Sedangkan, stakeholder engagement merujuk pada pelibatan lebih jauh, yakni langkah-langkah untuk melibatkan pemangku kepentingan dalam aktivitas atau pengambilan keputusan yang memiliki dampak besar bagi mereka.


Dalam konteks stakeholder management sebagai pengelolaan relasi, hal terpenting adalah memahami pemangku kepentingan dengan baik: mengetahui apa kebutuhan, motivasi, harapan mereka terhadap hasil akhir (interests), persoalan yang dihadapi, dan kekhawatiran yang dimiliki. Semakin detail dan lengkap informasi, maka bisa ditemukan pula strategi komunikasi yang tepat. Bertemu dan berkomunikasi langsung, melalui survey, ataupun focus group discussion merupakan beberapa cara untuk memperoleh pemahaman yang baik.


Perlu digarisbawahi bahwa tujuan stakeholder management tidak semata-mata agar apapun keputusan dapat disetujui oleh semua pihak. Justru, ketika ada ketidaksetujuan atau resistensi, menjadi tantangan untuk memberikan pemahaman kepada stakeholder. Bisa jadi juga sebaliknya, keberatan stakeholder menjadi masukan bagi pembuat keputusan agar memikirkan win-win solution.

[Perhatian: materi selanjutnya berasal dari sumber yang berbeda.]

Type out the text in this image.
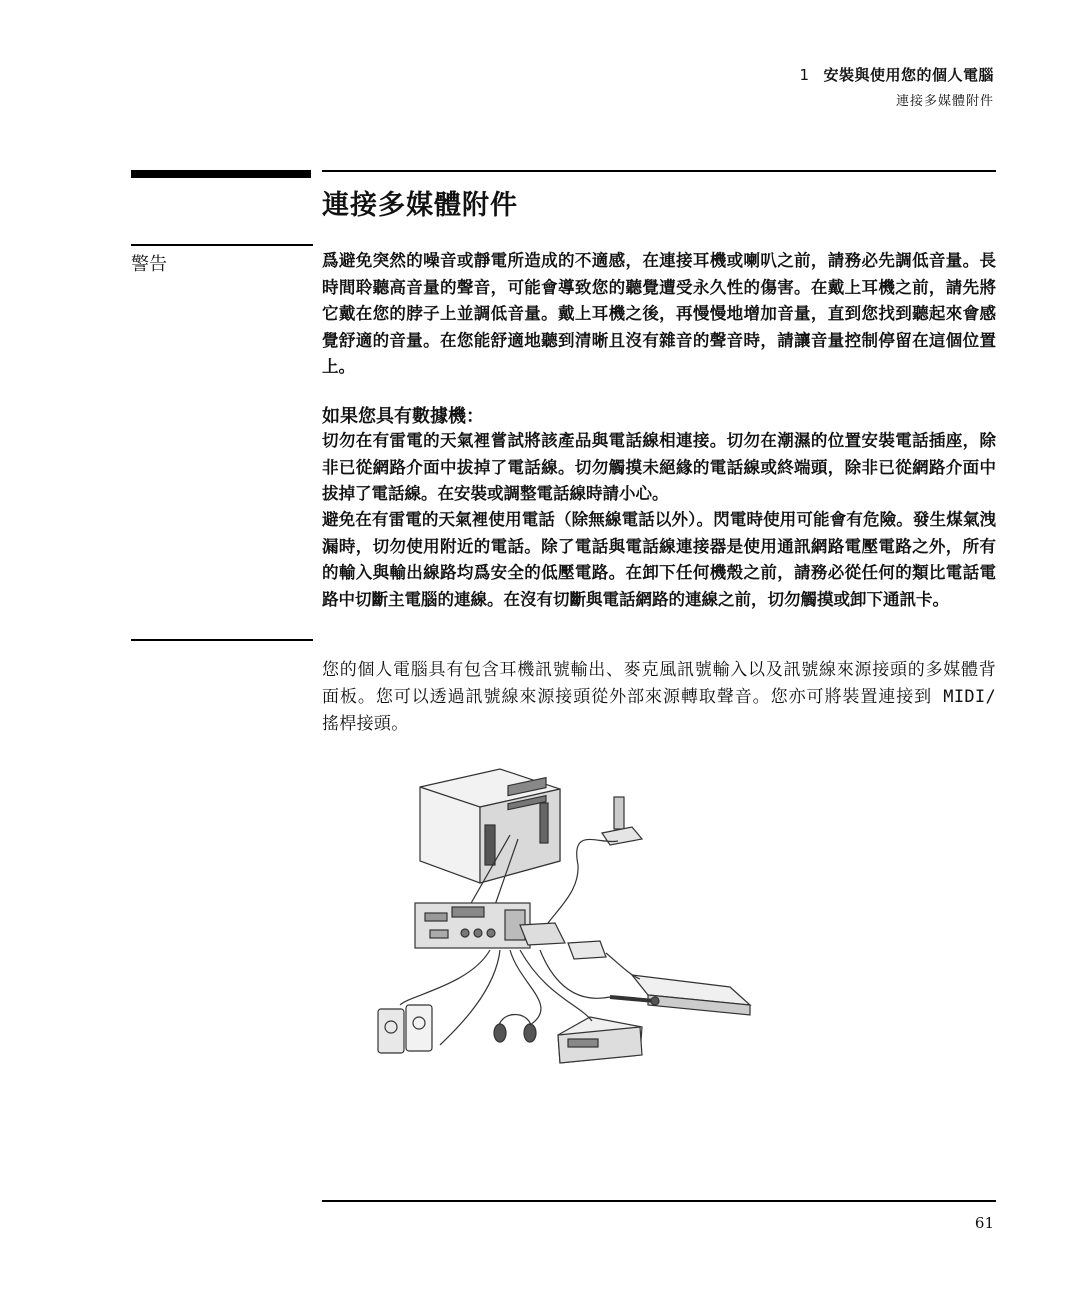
1 安裝與使用您的個人電腦
連接多媒體附件
連接多媒體附件
警告	爲避免突然的噪音或靜電所造成的不適感，在連接耳機或喇叭之前，請務必先調低音量。長時間聆聽高音量的聲音，可能會導致您的聽覺遭受永久性的傷害。在戴上耳機之前，請先將它戴在您的脖子上並調低音量。戴上耳機之後，再慢慢地增加音量，直到您找到聽起來會感覺舒適的音量。在您能舒適地聽到清晰且沒有雜音的聲音時，請讓音量控制停留在這個位置上。
如果您具有數據機：
切勿在有雷電的天氣裡嘗試將該產品與電話線相連接。切勿在潮濕的位置安裝電話插座，除非已從網路介面中拔掉了電話線。切勿觸摸未絕緣的電話線或終端頭，除非已從網路介面中拔掉了電話線。在安裝或調整電話線時請小心。
避免在有雷電的天氣裡使用電話（除無線電話以外）。閃電時使用可能會有危險。發生煤氣洩漏時，切勿使用附近的電話。除了電話與電話線連接器是使用通訊網路電壓電路之外，所有的輸入與輸出線路均爲安全的低壓電路。在卸下任何機殼之前，請務必從任何的類比電話電路中切斷主電腦的連線。在沒有切斷與電話網路的連線之前，切勿觸摸或卸下通訊卡。
您的個人電腦具有包含耳機訊號輸出、麥克風訊號輸入以及訊號線來源接頭的多媒體背面板。您可以透過訊號線來源接頭從外部來源轉取聲音。您亦可將裝置連接到 MIDI/ 搖桿接頭。
61
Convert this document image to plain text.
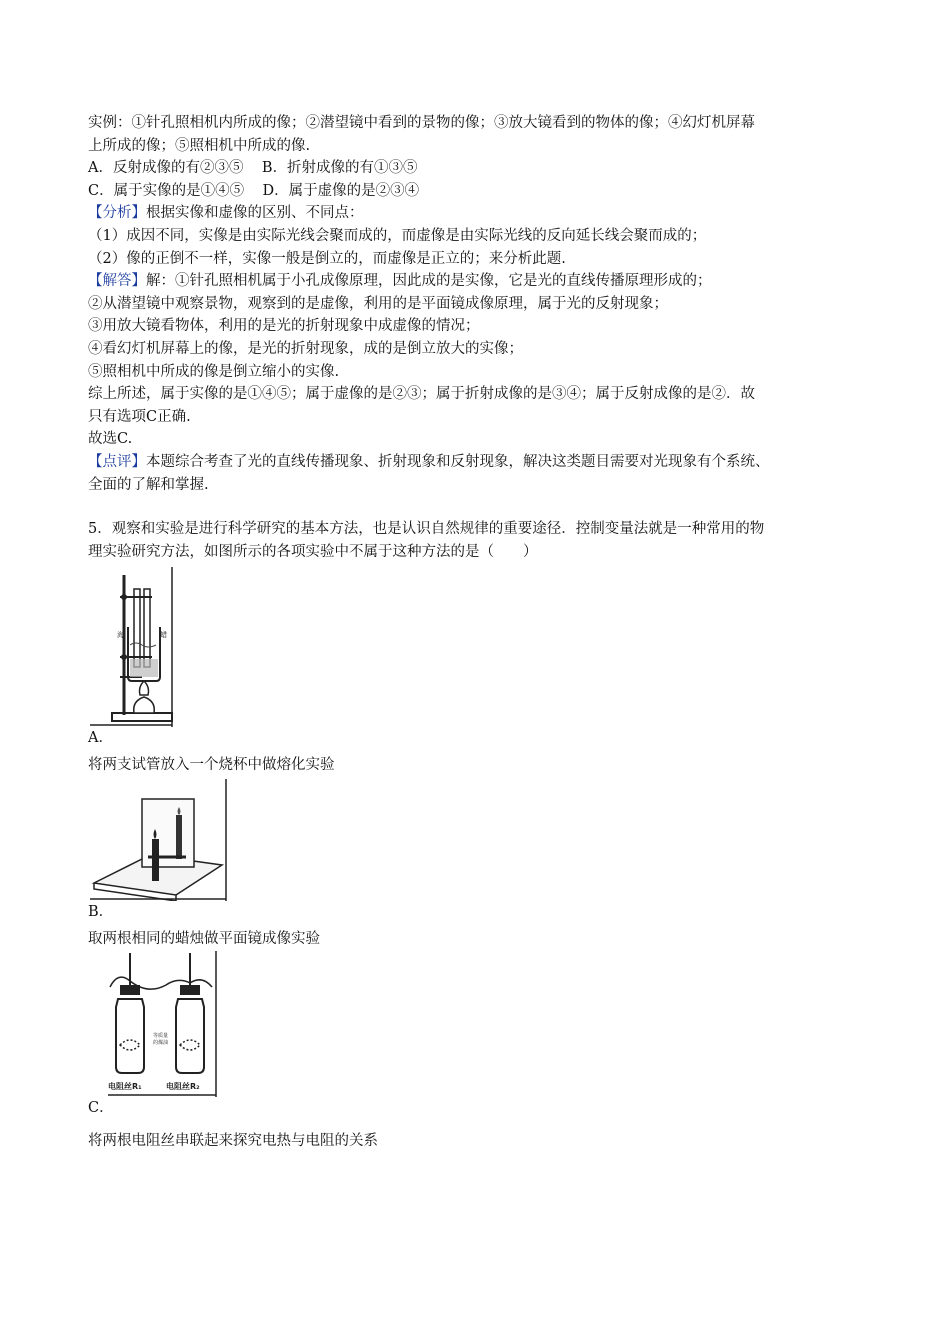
实例：①针孔照相机内所成的像；②潜望镜中看到的景物的像；③放大镜看到的物体的像；④幻灯机屏幕
上所成的像；⑤照相机中所成的像.
A．反射成像的有②③⑤    B．折射成像的有①③⑤
C．属于实像的是①④⑤    D．属于虚像的是②③④
【分析】根据实像和虚像的区别、不同点：
（1）成因不同，实像是由实际光线会聚而成的，而虚像是由实际光线的反向延长线会聚而成的；
（2）像的正倒不一样，实像一般是倒立的，而虚像是正立的；来分析此题.
【解答】解：①针孔照相机属于小孔成像原理，因此成的是实像，它是光的直线传播原理形成的；
②从潜望镜中观察景物，观察到的是虚像，利用的是平面镜成像原理，属于光的反射现象；
③用放大镜看物体，利用的是光的折射现象中成虚像的情况；
④看幻灯机屏幕上的像，是光的折射现象，成的是倒立放大的实像；
⑤照相机中所成的像是倒立缩小的实像.
综上所述，属于实像的是①④⑤；属于虚像的是②③；属于折射成像的是③④；属于反射成像的是②．故
只有选项C正确.
故选C.
【点评】本题综合考查了光的直线传播现象、折射现象和反射现象，解决这类题目需要对光现象有个系统、
全面的了解和掌握.
5．观察和实验是进行科学研究的基本方法，也是认识自然规律的重要途径．控制变量法就是一种常用的物
理实验研究方法，如图所示的各项实验中不属于这种方法的是（　　）
海	蜡
A．
将两支试管放入一个烧杯中做熔化实验
B．
取两根相同的蜡烛做平面镜成像实验
等质量
的煤油
电阻丝R₁	电阻丝R₂
C．
将两根电阻丝串联起来探究电热与电阻的关系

Clarkson Center for Business Ethic & Board Effectiveness menawarkan 7 prinsip stakeholder management sebagai berikut:

  1. Manajer harus mengakui dan secara aktif memantau kekhawatiran semua pemangku kepentingan yang sah, dan harus mempertimbangkan kepentingan mereka secara tepat dalam pengambilan keputusan dan operasi perusahaan.
  2. Manajer harus mendengarkan dan secara terbuka berkomunikasi dengan pemangku kepentingan mengenai keprihatinan serta kontribusi masing-masing, dan tentang risiko yang mereka asumsikan karena keterlibatan mereka dengan korporasi.
  3. Manajer harus mengadopsi proses serta cara perilaku yang sensitif terhadap keprihatinan dan kemampuan masing-masing konstituensi pemangku kepentingan.
  4. Manajer harus mengenali saling ketergantungan antara upaya serta penghargaan di antara para pemangku kepentingan, dan harus berupaya mencapai distribusi yang adil atas manfaat dan beban kegiatan perusahaan di antara mereka, dengan mempertimbangkan risiko dan kerentanan masing-masing.
  5. Manajer harus bekerja sama dengan entitas lain, baik publik maupun swasta, untuk memastikan bahwa risiko dan kerugian yang timbul dari aktivitas perusahaan diminimalkan dan, di mana hal itu tidak dapat dihindari, diberi kompensasi yang tepat.
  6. Manajer harus menghindari kegiatan yang sama sekali dapat membahayakan hak asasi manusia yang tidak dapat dicabut (mis., Hak untuk hidup) atau menimbulkan risiko yang, jika dipahami secara jelas, tidak akan dapat diterima dengan baik oleh pemangku kepentingan yang relevan.
  7. Manajer harus mengakui potensi konflik antara (a) peran mereka sendiri sebagai pemangku kepentingan perusahaan, dan (b) tanggung jawab hukum dan moral mereka untuk kepentingan semua pemangku kepentingan, dan harus mengatasi konflik tersebut melalui komunikasi terbuka, pelaporan yang sesuai dan sistem insentif dan, jika perlu, review pihak ketiga.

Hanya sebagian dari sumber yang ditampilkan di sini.